Only a few hours in, Frederick was having a good experience with the Fellows: They spent the previous evening finding an abundance of intersections between their research and continuities in various projects. Would you believe that two of the fellows were basically writing the same dissertation, and one of them is studying concrete?
As we continued to talk about black people in higher education, Frederick’s made the point that therefore her dissertation is all about disruptions.
“I can go I can go all day about how representation and presence in physical spaces is a disruption,” Frederick exclaimed. “Especially in places of education and knowledge production because those spaces were not made for black women or black people and are rooted in enslavement.
This anecdote prompted me to think about the 2015-2016 POC at IC Movement in which students protested for their right to be respected at Ithaca College.

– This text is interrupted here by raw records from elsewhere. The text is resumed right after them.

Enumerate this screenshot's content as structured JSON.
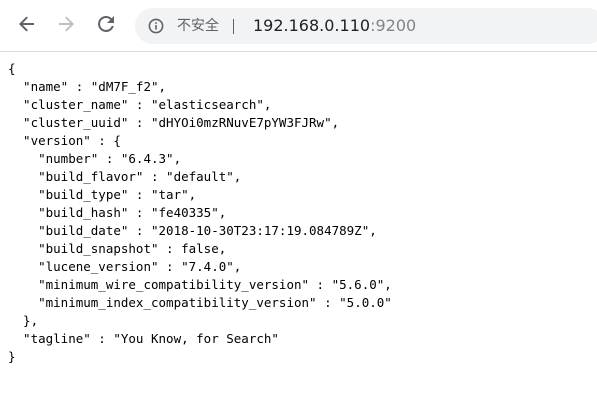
{
  "browser": {
    "security_label": "不安全",
    "url_host": "192.168.0.110",
    "url_port": ":9200",
    "icons": {
      "back": "back-arrow-icon",
      "forward": "forward-arrow-icon",
      "reload": "reload-icon",
      "info": "info-icon"
    },
    "colors": {
      "toolbar_bg": "#ffffff",
      "omnibox_bg": "#f1f3f4",
      "icon_active": "#5f6368",
      "icon_disabled": "#bdc1c6"
    }
  },
  "page": {
    "json_lines": [
      "{",
      "  \"name\" : \"dM7F_f2\",",
      "  \"cluster_name\" : \"elasticsearch\",",
      "  \"cluster_uuid\" : \"dHYOi0mzRNuvE7pYW3FJRw\",",
      "  \"version\" : {",
      "    \"number\" : \"6.4.3\",",
      "    \"build_flavor\" : \"default\",",
      "    \"build_type\" : \"tar\",",
      "    \"build_hash\" : \"fe40335\",",
      "    \"build_date\" : \"2018-10-30T23:17:19.084789Z\",",
      "    \"build_snapshot\" : false,",
      "    \"lucene_version\" : \"7.4.0\",",
      "    \"minimum_wire_compatibility_version\" : \"5.6.0\",",
      "    \"minimum_index_compatibility_version\" : \"5.0.0\"",
      "  },",
      "  \"tagline\" : \"You Know, for Search\"",
      "}"
    ]
  }
}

With this in mind, I asked:
“What do you think about FLEFF being an interdisciplinary, diverse project that is funded by a PWI (Predominantly white institution)?”
Frederick smiled in agreeance of the implication, but reminded me that impactful movements like the Civil Rights Movement would not have been able to advance without allyship.
“It’s very important that PWI’s participate in initiatives like this,” Frederick continued. “Fun initiatives that advance diversity, inclusion, engagement and representation to include different faces, different voices, different perspectives in things like FLEFF.”
As a black woman working to get a PhD at a PWI, Fredericks has struggled but knows the work is important:
“The stories, voices and memories of black people and activism on college campuses isn’t really memorialized in university archives in the way that white student activism is.”